Yahoo, Microsoft search deal

Microsoft and Yahoo have finalized the terms of a broad search and advertising agreement intended to help them compete more effectively with Google.

The companies announced the agreement in July, in which Microsoft’s Bing search engine would power Yahoo’s search results, and Yahoo would provide premium search-advertising services for both companies.

They had hoped to finalize the deal in late October but needed more time to work out the details.

“Microsoft and Yahoo believe that this deal will create a sustainable and more compelling alternative in search that can provide consumers, advertisers and publishers real choice, better value, and more innovation,” they said in a statement Friday.

Bing

Microsoft’s Bing search engine aims to rival Google

Microsoft stepped up its efforts to cut into the search dominance of Google, launching a public preview version of its widely praised Bing search site on Monday.

The site offers several features that are not automatically available on Google such as instant excerpts that allow users to see the contents of a page without actually clicking on it and a sidebar detailing related searches.

The Bing home page is also fancier than Google’s famously spare design and shows a picture of hot air balloons flying over a craggy desert landscape in Cappadocia, Turkey. Like Google, the page offers links to specific search categories like news, video, shopping, maps and travel, and also includes a link to Microsoft’s cash-back search rewards programme.

Microsoft currently trails far behind Google in the search market, which is the most lucrative advertising format on the internet. Google has 64 per cent of the US market, compared to 21 per cent for Yahoo and just eight per cent for Microsoft, according to recent figures from web tracking firm Comscore.

The Microsoft CEO, Steve Ballmer, first unveiled Bing last Thursday at a California technology conference and the early reactions have been very positive.

Canonical Tag

Google, Yahoo, and Microsoft announced a joint effort to help reduce duplicate content. The three major search engines came together to allow users to point out their preferred version of a url. This format offers users more control.

Duplicate content has been a challenging issue for a long time. Websites containing a lot of content such as a retail site, could end up with several urls for each page making it difficult for search engines to crawl.

Google gives the following example on the Webmaster Central blog:

<link rel=”canonical” href=”http://www.example.com/product.php?item=swedish-fish” />

Simply place this link tag in the head section of the duplicate content urls.

The tag can only be used on pages within a single site. Both absolute and relative links are acceptable, but the search engines recommend absolute links. Also, links to all urls will be directed to the one preferred url.

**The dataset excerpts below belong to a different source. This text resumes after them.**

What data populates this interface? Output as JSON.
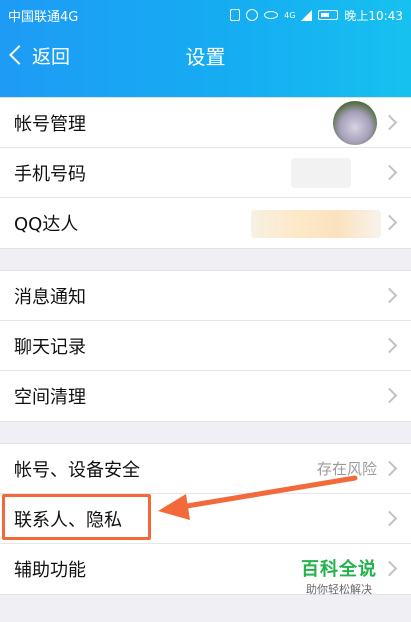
{
  "status": {
    "carrier": "中国联通4G",
    "network": "4G",
    "time": "晚上10:43"
  },
  "nav": {
    "back_label": "返回",
    "title": "设置"
  },
  "group1": [
    {
      "label": "帐号管理",
      "value": ""
    },
    {
      "label": "手机号码",
      "value": ""
    },
    {
      "label": "QQ达人",
      "value": ""
    }
  ],
  "group2": [
    {
      "label": "消息通知"
    },
    {
      "label": "聊天记录"
    },
    {
      "label": "空间清理"
    }
  ],
  "group3": [
    {
      "label": "帐号、设备安全",
      "value": "存在风险"
    },
    {
      "label": "联系人、隐私",
      "value": ""
    },
    {
      "label": "辅助功能",
      "value": ""
    }
  ],
  "watermark": {
    "title": "百科全说",
    "subtitle": "助你轻松解决"
  },
  "colors": {
    "nav_start": "#1e9bf5",
    "nav_end": "#17c1ef",
    "highlight": "#f26a3a",
    "watermark_green": "#22b14c"
  },
  "icons": [
    "vibrate-icon",
    "alarm-icon",
    "eye-icon",
    "signal-icon",
    "battery-icon",
    "back-chevron-icon",
    "chevron-right-icon"
  ]
}
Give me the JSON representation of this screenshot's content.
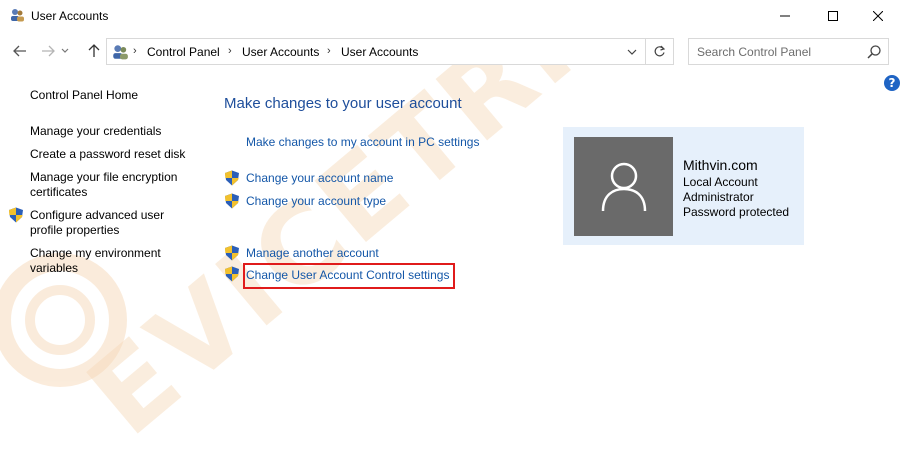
{
  "window": {
    "title": "User Accounts"
  },
  "address_bar": {
    "crumbs": [
      "Control Panel",
      "User Accounts",
      "User Accounts"
    ]
  },
  "search": {
    "placeholder": "Search Control Panel"
  },
  "left_pane": {
    "items": [
      {
        "label": "Control Panel Home",
        "shield": false
      },
      {
        "label": "Manage your credentials",
        "shield": false
      },
      {
        "label": "Create a password reset disk",
        "shield": false
      },
      {
        "label_line1": "Manage your file encryption",
        "label_line2": "certificates",
        "shield": false
      },
      {
        "label_line1": "Configure advanced user",
        "label_line2": "profile properties",
        "shield": true
      },
      {
        "label_line1": "Change my environment",
        "label_line2": "variables",
        "shield": false
      }
    ]
  },
  "main": {
    "title": "Make changes to your user account",
    "links": {
      "pc_settings": "Make changes to my account in PC settings",
      "change_name": "Change your account name",
      "change_type": "Change your account type",
      "manage_another": "Manage another account",
      "uac_settings": "Change User Account Control settings"
    }
  },
  "account": {
    "name": "Mithvin.com",
    "lines": [
      "Local Account",
      "Administrator",
      "Password protected"
    ]
  },
  "watermark": {
    "text": "EVICETRICKS"
  },
  "colors": {
    "link": "#1457a8",
    "title": "#1e4e9b",
    "highlight": "#e01b1b",
    "card": "#e6f0fb",
    "watermark": "#f5d6b0"
  }
}
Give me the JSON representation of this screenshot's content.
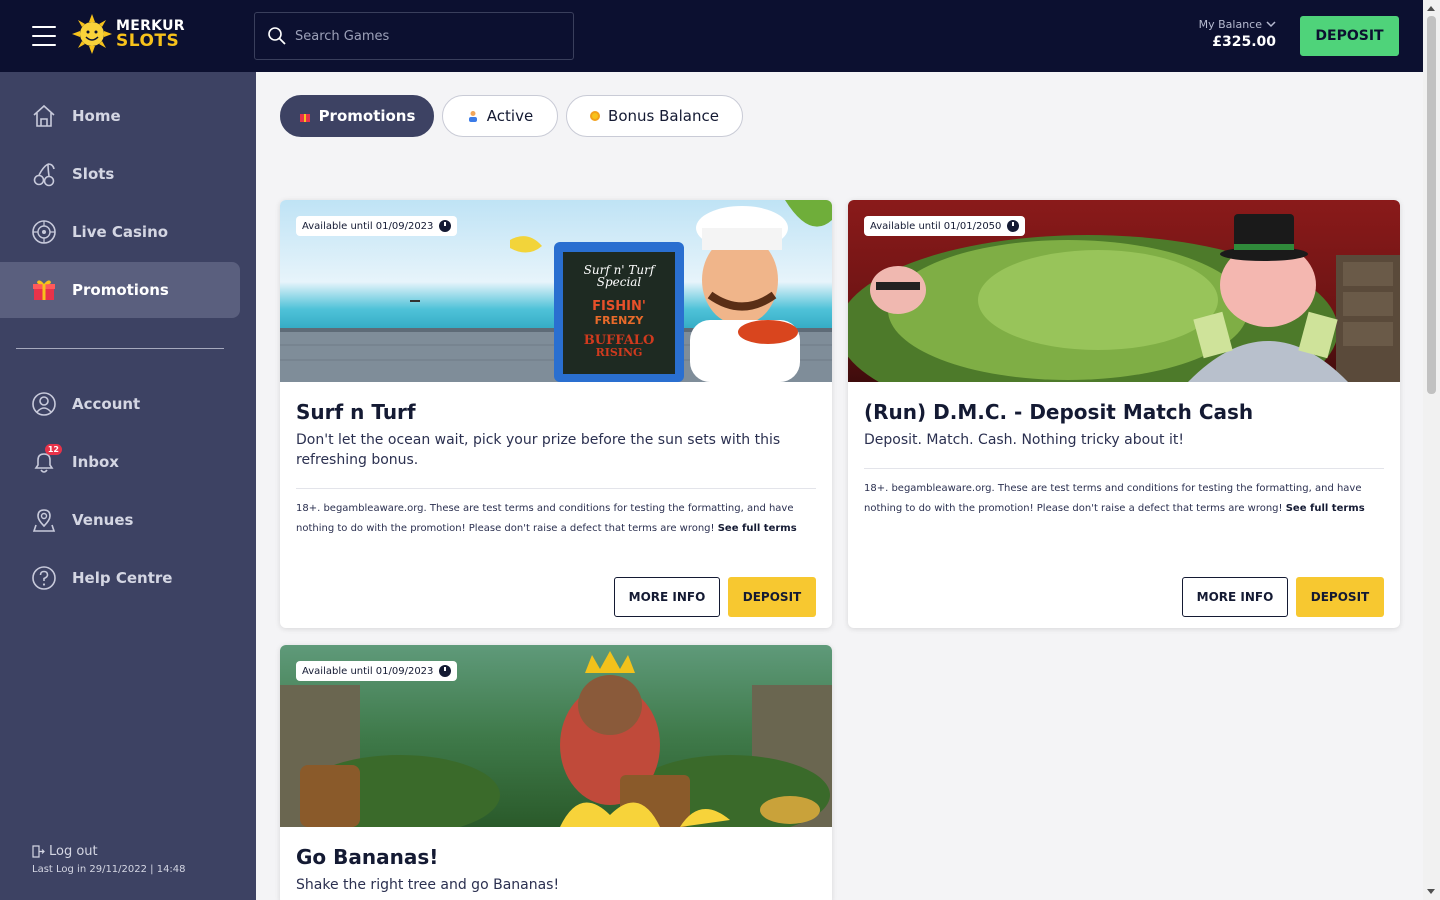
{
  "header": {
    "logo_line1": "MERKUR",
    "logo_line2": "SLOTS",
    "search_placeholder": "Search Games",
    "balance_label": "My Balance",
    "balance_amount": "£325.00",
    "deposit_label": "DEPOSIT"
  },
  "sidebar": {
    "items": [
      {
        "label": "Home",
        "icon": "home-icon"
      },
      {
        "label": "Slots",
        "icon": "cherries-icon"
      },
      {
        "label": "Live Casino",
        "icon": "roulette-icon"
      },
      {
        "label": "Promotions",
        "icon": "gift-icon",
        "active": true
      },
      {
        "label": "Account",
        "icon": "user-icon"
      },
      {
        "label": "Inbox",
        "icon": "bell-icon",
        "badge": "12"
      },
      {
        "label": "Venues",
        "icon": "location-icon"
      },
      {
        "label": "Help Centre",
        "icon": "help-icon"
      }
    ],
    "logout_label": "Log out",
    "last_login": "Last Log in 29/11/2022 | 14:48"
  },
  "tabs": [
    {
      "label": "Promotions",
      "active": true
    },
    {
      "label": "Active"
    },
    {
      "label": "Bonus Balance"
    }
  ],
  "promotions": [
    {
      "available": "Available until 01/09/2023",
      "title": "Surf n Turf",
      "description": "Don't let the ocean wait,  pick your prize before the sun sets with this refreshing bonus.",
      "terms": "18+. begambleaware.org. These are test terms and conditions for testing the formatting, and have nothing to do with the promotion! Please don't raise a defect that terms are wrong!",
      "terms_link": "See full terms",
      "more_info": "MORE INFO",
      "deposit": "DEPOSIT",
      "image_text": [
        "Surf n' Turf",
        "Special",
        "FISHIN'",
        "FRENZY",
        "BUFFALO",
        "RISING"
      ]
    },
    {
      "available": "Available until 01/01/2050",
      "title": "(Run) D.M.C. - Deposit Match Cash",
      "description": "Deposit. Match. Cash. Nothing tricky about it!",
      "terms": "18+. begambleaware.org. These are test terms and conditions for testing the formatting, and have nothing to do with the promotion! Please don't raise a defect that terms are wrong!",
      "terms_link": "See full terms",
      "more_info": "MORE INFO",
      "deposit": "DEPOSIT"
    },
    {
      "available": "Available until 01/09/2023",
      "title": "Go Bananas!",
      "description": "Shake the right tree and go Bananas!"
    }
  ],
  "colors": {
    "header_bg": "#0c1030",
    "sidebar_bg": "#3d4263",
    "deposit_green": "#4fd37a",
    "deposit_yellow": "#f7c830"
  }
}
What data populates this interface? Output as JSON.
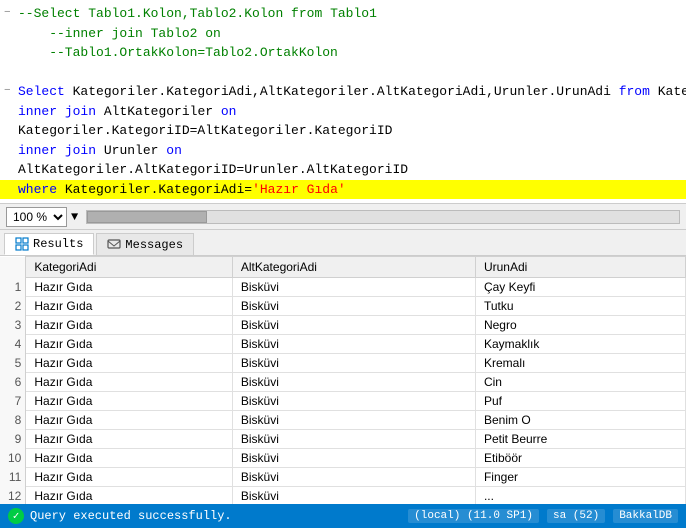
{
  "editor": {
    "lines": [
      {
        "id": 1,
        "has_collapse": true,
        "collapse_symbol": "−",
        "text": "--Select Tablo1.Kolon,Tablo2.Kolon ",
        "text2": "from",
        "text3": " Tablo1",
        "type": "comment"
      },
      {
        "id": 2,
        "has_collapse": false,
        "collapse_symbol": "",
        "text": "    --inner join Tablo2 on",
        "type": "comment"
      },
      {
        "id": 3,
        "has_collapse": false,
        "collapse_symbol": "",
        "text": "    --Tablo1.OrtakKolon=Tablo2.OrtakKolon",
        "type": "comment"
      },
      {
        "id": 4,
        "has_collapse": false,
        "collapse_symbol": "",
        "text": "",
        "type": "blank"
      },
      {
        "id": 5,
        "has_collapse": true,
        "collapse_symbol": "−",
        "keyword": "Select",
        "text": " Kategoriler.KategoriAdi,AltKategoriler.AltKategoriAdi,Urunler.UrunAdi ",
        "text2": "from",
        "text3": " Kategoriler",
        "type": "select"
      },
      {
        "id": 6,
        "has_collapse": false,
        "collapse_symbol": "",
        "kw1": "inner",
        "text1": " ",
        "kw2": "join",
        "text2": " AltKategoriler ",
        "kw3": "on",
        "type": "innerjoin"
      },
      {
        "id": 7,
        "has_collapse": false,
        "text": "Kategoriler.KategoriID=AltKategoriler.KategoriID",
        "type": "normal"
      },
      {
        "id": 8,
        "has_collapse": false,
        "kw1": "inner",
        "text1": " ",
        "kw2": "join",
        "text2": " Urunler ",
        "kw3": "on",
        "type": "innerjoin"
      },
      {
        "id": 9,
        "has_collapse": false,
        "text": "AltKategoriler.AltKategoriID=Urunler.AltKategoriID",
        "type": "normal"
      },
      {
        "id": 10,
        "has_collapse": false,
        "highlight": true,
        "kw": "where",
        "text": " Kategoriler.KategoriAdi=",
        "string": "'Hazır Gıda'",
        "type": "where"
      }
    ]
  },
  "zoom": {
    "value": "100 %"
  },
  "tabs": [
    {
      "id": "results",
      "label": "Results",
      "active": true,
      "icon": "grid-icon"
    },
    {
      "id": "messages",
      "label": "Messages",
      "active": false,
      "icon": "message-icon"
    }
  ],
  "table": {
    "columns": [
      "KategoriAdi",
      "AltKategoriAdi",
      "UrunAdi"
    ],
    "rows": [
      {
        "num": "1",
        "cols": [
          "Hazır Gıda",
          "Bisküvi",
          "Çay Keyfi"
        ]
      },
      {
        "num": "2",
        "cols": [
          "Hazır Gıda",
          "Bisküvi",
          "Tutku"
        ]
      },
      {
        "num": "3",
        "cols": [
          "Hazır Gıda",
          "Bisküvi",
          "Negro"
        ]
      },
      {
        "num": "4",
        "cols": [
          "Hazır Gıda",
          "Bisküvi",
          "Kaymaklık"
        ]
      },
      {
        "num": "5",
        "cols": [
          "Hazır Gıda",
          "Bisküvi",
          "Kremalı"
        ]
      },
      {
        "num": "6",
        "cols": [
          "Hazır Gıda",
          "Bisküvi",
          "Cin"
        ]
      },
      {
        "num": "7",
        "cols": [
          "Hazır Gıda",
          "Bisküvi",
          "Puf"
        ]
      },
      {
        "num": "8",
        "cols": [
          "Hazır Gıda",
          "Bisküvi",
          "Benim O"
        ]
      },
      {
        "num": "9",
        "cols": [
          "Hazır Gıda",
          "Bisküvi",
          "Petit Beurre"
        ]
      },
      {
        "num": "10",
        "cols": [
          "Hazır Gıda",
          "Bisküvi",
          "Etiböör"
        ]
      },
      {
        "num": "11",
        "cols": [
          "Hazır Gıda",
          "Bisküvi",
          "Finger"
        ]
      },
      {
        "num": "12",
        "cols": [
          "Hazır Gıda",
          "Bisküvi",
          "..."
        ]
      }
    ]
  },
  "status": {
    "message": "Query executed successfully.",
    "server": "(local) (11.0 SP1)",
    "user": "sa (52)",
    "db": "BakkalDB"
  }
}
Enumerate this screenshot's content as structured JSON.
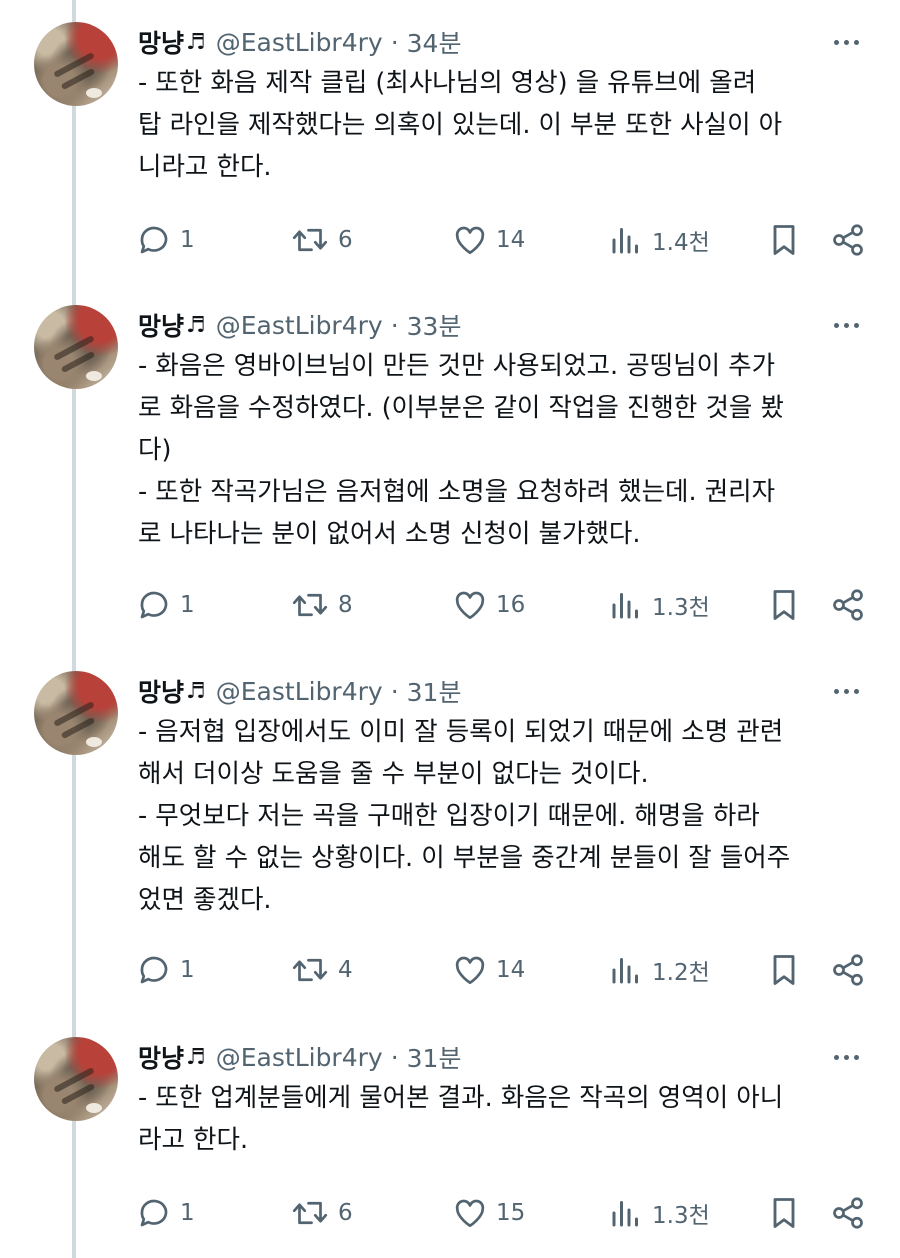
{
  "tweets": [
    {
      "name": "망냥",
      "note": "♬",
      "handle": "@EastLibr4ry",
      "separator": "·",
      "time": "34분",
      "lines": [
        "- 또한 화음 제작 클립 (최사나님의 영상) 을 유튜브에 올려",
        "탑 라인을 제작했다는 의혹이 있는데. 이 부분 또한 사실이 아",
        "니라고 한다."
      ],
      "replies": "1",
      "retweets": "6",
      "likes": "14",
      "views": "1.4천"
    },
    {
      "name": "망냥",
      "note": "♬",
      "handle": "@EastLibr4ry",
      "separator": "·",
      "time": "33분",
      "lines": [
        "- 화음은 영바이브님이 만든 것만 사용되었고. 공띵님이 추가",
        "로 화음을 수정하였다. (이부분은 같이 작업을 진행한 것을 봤",
        "다)",
        "- 또한 작곡가님은 음저협에 소명을 요청하려 했는데. 권리자",
        "로 나타나는 분이 없어서 소명 신청이 불가했다."
      ],
      "replies": "1",
      "retweets": "8",
      "likes": "16",
      "views": "1.3천"
    },
    {
      "name": "망냥",
      "note": "♬",
      "handle": "@EastLibr4ry",
      "separator": "·",
      "time": "31분",
      "lines": [
        "- 음저협 입장에서도 이미 잘 등록이 되었기 때문에 소명 관련",
        "해서 더이상 도움을 줄 수 부분이 없다는 것이다.",
        "- 무엇보다 저는 곡을 구매한 입장이기 때문에. 해명을 하라",
        "해도 할 수 없는 상황이다. 이 부분을 중간계 분들이 잘 들어주",
        "었면 좋겠다."
      ],
      "replies": "1",
      "retweets": "4",
      "likes": "14",
      "views": "1.2천"
    },
    {
      "name": "망냥",
      "note": "♬",
      "handle": "@EastLibr4ry",
      "separator": "·",
      "time": "31분",
      "lines": [
        "- 또한 업계분들에게 물어본 결과. 화음은 작곡의 영역이 아니",
        "라고 한다."
      ],
      "replies": "1",
      "retweets": "6",
      "likes": "15",
      "views": "1.3천"
    }
  ],
  "icons": {
    "reply": "reply-icon",
    "retweet": "retweet-icon",
    "like": "heart-icon",
    "views": "views-icon",
    "bookmark": "bookmark-icon",
    "share": "share-icon",
    "more": "more-icon"
  },
  "colors": {
    "text": "#0f1419",
    "secondary": "#536471",
    "thread_line": "#cfd9de",
    "background": "#ffffff"
  }
}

For more information, each of the search engines have explanations and examples in their own announcements: Google, Yahoo, and Microsoft.

Google ads in Google News

Google has introduced ads to the results of search queries on Google News in a move aimed at turning the news aggregation site into a money-making venture that may raise the hackles of newspapers and other media outlets.

Josh Cohen, a business project manager at Google, announced the change in a post on the official Google News blog on Wednesday.

“What this means is that when you enter a query like iPhone or Kindle into the Google News search box, you’ll see text ads alongside your News search results — similar to what you see on regular Google searches,” Cohen wrote.

A search for Kindle, Amazon’s electronic book reader, for example, returns links to news articles and a list of “sponsored links” such as Amazon’s Kindle page and ads for other readers such as Sony’s eBook device.

“In recent months we’ve been experimenting with a variety of different formats,” Cohen said. “We’ve always said that we’d unveil these changes when we could offer a good experience for our users, publishers and advertisers alike.”

“We’ll continue to look at ways to deliver ads that are relevant for users and good for publishers, too,” Cohen said, adding that the ads would only appear on Google News search-results pages in the United States.

Google News aggregates headlines from more than 4,500 English-language news sources around the world and provides links to articles on their websites.

The articles are selected, according to Google, “by computers that evaluate, among other things, how often and on what sites a story appears online.”

The introduction of ads to Google News search is the latest attempt by the Mountain View, California-based company to monetize its various Web ventures.